Скоро из глубины этой безмолвной и толпы раздался глухой, невнятный шум, напоминавший недовольный ропот.
– Что происходит? — с удивлением спросила госпожа Марселанж.
– Я не знаю, — ответила графиня. — Но от этой свирепой черни можно ожидать чего угодно, и я очень боюсь за бедного Жака.
– Нет, — сказала Мари Будон, — это они не из-за Жака.
– А ты откуда знаешь?
– Посмотрите, куда они смотрят.
– Кажется, эти грозные взгляды обращены на нас, — испуганно прошептала графиня.
Не успела она закончить, как камень, разбив стекло, пролетел мимо ее головы и упал на паркет гостиной.
– Негодяи! — вскрикнула графиня, побагровев от гнева.
– Ни слова больше, уйдемте скорее, ваше сиятельство, — сказала ей Мари Будон.
Силой оттащив графиню от окна, Мари Будон тотчас же принялась закрывать его.
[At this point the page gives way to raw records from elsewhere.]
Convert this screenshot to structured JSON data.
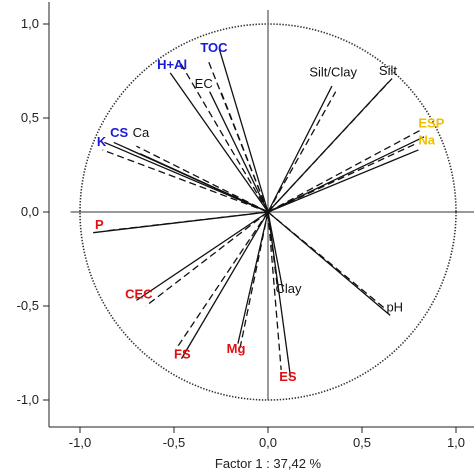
{
  "chart_data": {
    "type": "scatter",
    "subtype": "correlation-circle",
    "title": "",
    "xlabel": "Factor 1 : 37,42 %",
    "ylabel": "",
    "xlim": [
      -1.05,
      1.0
    ],
    "ylim": [
      -1.1,
      1.1
    ],
    "x_ticks": [
      "-1,0",
      "-0,5",
      "0,0",
      "0,5",
      "1,0"
    ],
    "x_tick_values": [
      -1.0,
      -0.5,
      0.0,
      0.5,
      1.0
    ],
    "y_ticks": [
      "1,0",
      "0,5",
      "0,0",
      "-0,5",
      "-1,0"
    ],
    "y_tick_values": [
      1.0,
      0.5,
      0.0,
      -0.5,
      -1.0
    ],
    "grid": false,
    "unit_circle": true,
    "colors": {
      "blue": "#1a1adc",
      "red": "#dd1111",
      "yellow": "#f0c000",
      "black": "#111111"
    },
    "series": [
      {
        "name": "TOC",
        "color": "blue",
        "loading": {
          "x": -0.26,
          "y": 0.87
        },
        "paired": {
          "x": -0.32,
          "y": 0.81
        }
      },
      {
        "name": "H+Al",
        "color": "blue",
        "loading": {
          "x": -0.52,
          "y": 0.74
        },
        "paired": {
          "x": -0.47,
          "y": 0.8
        }
      },
      {
        "name": "EC",
        "color": "black",
        "loading": {
          "x": -0.31,
          "y": 0.64
        },
        "paired": {
          "x": -0.25,
          "y": 0.64
        }
      },
      {
        "name": "Ca",
        "color": "black",
        "loading": {
          "x": -0.68,
          "y": 0.31
        },
        "paired": {
          "x": -0.7,
          "y": 0.35
        }
      },
      {
        "name": "CS",
        "color": "blue",
        "loading": {
          "x": -0.82,
          "y": 0.37
        },
        "paired": {
          "x": -0.88,
          "y": 0.33
        }
      },
      {
        "name": "K",
        "color": "blue",
        "loading": {
          "x": -0.87,
          "y": 0.37
        }
      },
      {
        "name": "P",
        "color": "red",
        "loading": {
          "x": -0.93,
          "y": -0.11
        },
        "paired": {
          "x": -0.86,
          "y": -0.1
        }
      },
      {
        "name": "CEC",
        "color": "red",
        "loading": {
          "x": -0.7,
          "y": -0.47
        },
        "paired": {
          "x": -0.65,
          "y": -0.5
        }
      },
      {
        "name": "FS",
        "color": "red",
        "loading": {
          "x": -0.46,
          "y": -0.78
        },
        "paired": {
          "x": -0.49,
          "y": -0.73
        }
      },
      {
        "name": "Mg",
        "color": "red",
        "loading": {
          "x": -0.16,
          "y": -0.7
        },
        "paired": {
          "x": -0.15,
          "y": -0.73
        }
      },
      {
        "name": "ES",
        "color": "red",
        "loading": {
          "x": 0.12,
          "y": -0.88
        },
        "paired": {
          "x": 0.07,
          "y": -0.84
        }
      },
      {
        "name": "Clay",
        "color": "black",
        "loading": {
          "x": 0.08,
          "y": -0.42
        },
        "paired": {
          "x": 0.05,
          "y": -0.4
        }
      },
      {
        "name": "pH",
        "color": "black",
        "loading": {
          "x": 0.65,
          "y": -0.55
        },
        "paired": {
          "x": 0.63,
          "y": -0.52
        }
      },
      {
        "name": "Silt/Clay",
        "color": "black",
        "loading": {
          "x": 0.34,
          "y": 0.67
        },
        "paired": {
          "x": 0.36,
          "y": 0.64
        }
      },
      {
        "name": "Silt",
        "color": "black",
        "loading": {
          "x": 0.64,
          "y": 0.69
        },
        "paired": {
          "x": 0.66,
          "y": 0.71
        }
      },
      {
        "name": "ESP",
        "color": "yellow",
        "loading": {
          "x": 0.83,
          "y": 0.4
        },
        "paired": {
          "x": 0.82,
          "y": 0.44
        }
      },
      {
        "name": "Na",
        "color": "yellow",
        "loading": {
          "x": 0.8,
          "y": 0.33
        },
        "paired": {
          "x": 0.78,
          "y": 0.36
        }
      }
    ],
    "labels": [
      {
        "text": "TOC",
        "color": "blue",
        "bold": true,
        "x": -0.36,
        "y": 0.85
      },
      {
        "text": "H+Al",
        "color": "blue",
        "bold": true,
        "x": -0.59,
        "y": 0.76
      },
      {
        "text": "EC",
        "color": "black",
        "bold": false,
        "x": -0.39,
        "y": 0.66
      },
      {
        "text": "CS",
        "color": "blue",
        "bold": true,
        "x": -0.84,
        "y": 0.4
      },
      {
        "text": "Ca",
        "color": "black",
        "bold": false,
        "x": -0.72,
        "y": 0.4
      },
      {
        "text": "K",
        "color": "blue",
        "bold": true,
        "x": -0.91,
        "y": 0.35
      },
      {
        "text": "P",
        "color": "red",
        "bold": true,
        "x": -0.92,
        "y": -0.09
      },
      {
        "text": "CEC",
        "color": "red",
        "bold": true,
        "x": -0.76,
        "y": -0.46
      },
      {
        "text": "FS",
        "color": "red",
        "bold": true,
        "x": -0.5,
        "y": -0.78
      },
      {
        "text": "Mg",
        "color": "red",
        "bold": true,
        "x": -0.22,
        "y": -0.75
      },
      {
        "text": "ES",
        "color": "red",
        "bold": true,
        "x": 0.06,
        "y": -0.9
      },
      {
        "text": "Clay",
        "color": "black",
        "bold": false,
        "x": 0.04,
        "y": -0.43
      },
      {
        "text": "pH",
        "color": "black",
        "bold": false,
        "x": 0.63,
        "y": -0.53
      },
      {
        "text": "Silt/Clay",
        "color": "black",
        "bold": false,
        "x": 0.22,
        "y": 0.72
      },
      {
        "text": "Silt",
        "color": "black",
        "bold": false,
        "x": 0.59,
        "y": 0.73
      },
      {
        "text": "ESP",
        "color": "yellow",
        "bold": true,
        "x": 0.8,
        "y": 0.45
      },
      {
        "text": "Na",
        "color": "yellow",
        "bold": true,
        "x": 0.8,
        "y": 0.36
      }
    ]
  }
}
Ей уже почти это удалось, когда еще один камень, брошенный из толпы, попал ей в руку. Хлынула кровь. Мари не могла удержаться, чтобы не вскрикнуть от боли.
– Что это? — с ужасом спросила ее графиня.
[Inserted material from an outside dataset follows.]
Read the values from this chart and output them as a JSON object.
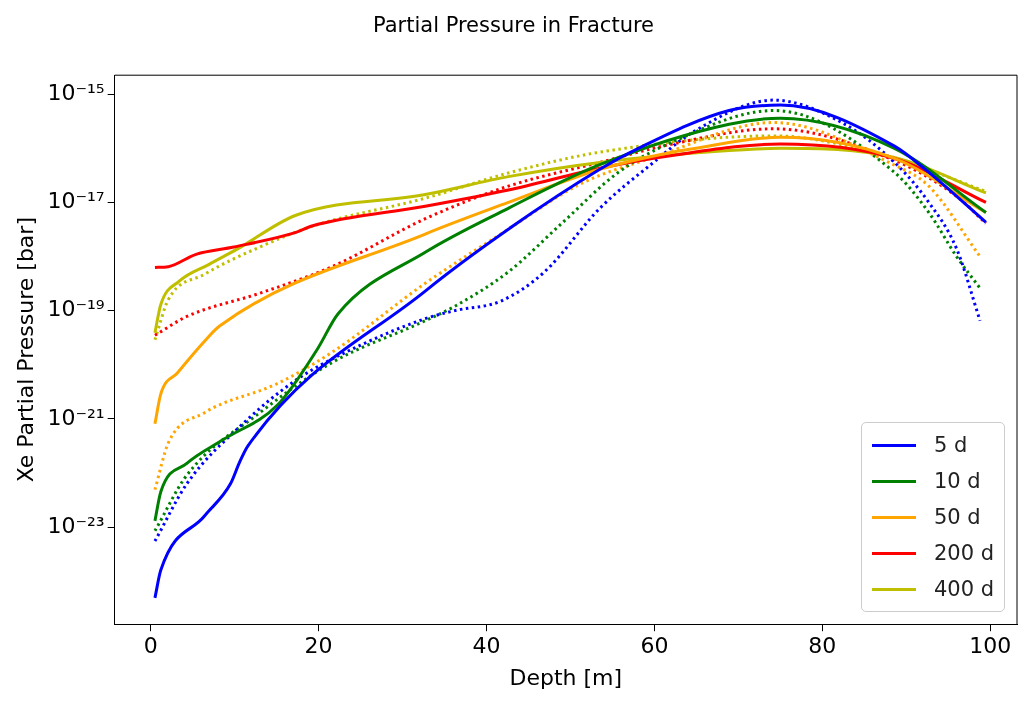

– Ничего, — ответила служанка и прибавила тихим голосом, вытирая руку о свою юбку: — Кажется, и меня тоже! Впрочем, это к лучшему. У меня есть клюв и когти, и они скоро в этом убедятся.
– Итак, — прошептала графиня, дрожа от негодования и гнева, — эта гнусная чернь имеет дерзость злиться на нас?
– На вас, ваше сиятельство, — мрачно сказала Мари Будон, словно бы поправляя графиню. — И камень, брошенный в вас народом, — очень дурной знак, такой дурной, что лучше бы над нашими головами рухнул дом.
– Да-да, понимаю, — ответила графиня с озабоченным видом. — Этот камень — проявление общественного мнения, своего рода обвинительный акт.
– Вот это должно заставить нас серьезно задуматься, ваше сиятельство: арестовывают Жака, а оскорбляют вас!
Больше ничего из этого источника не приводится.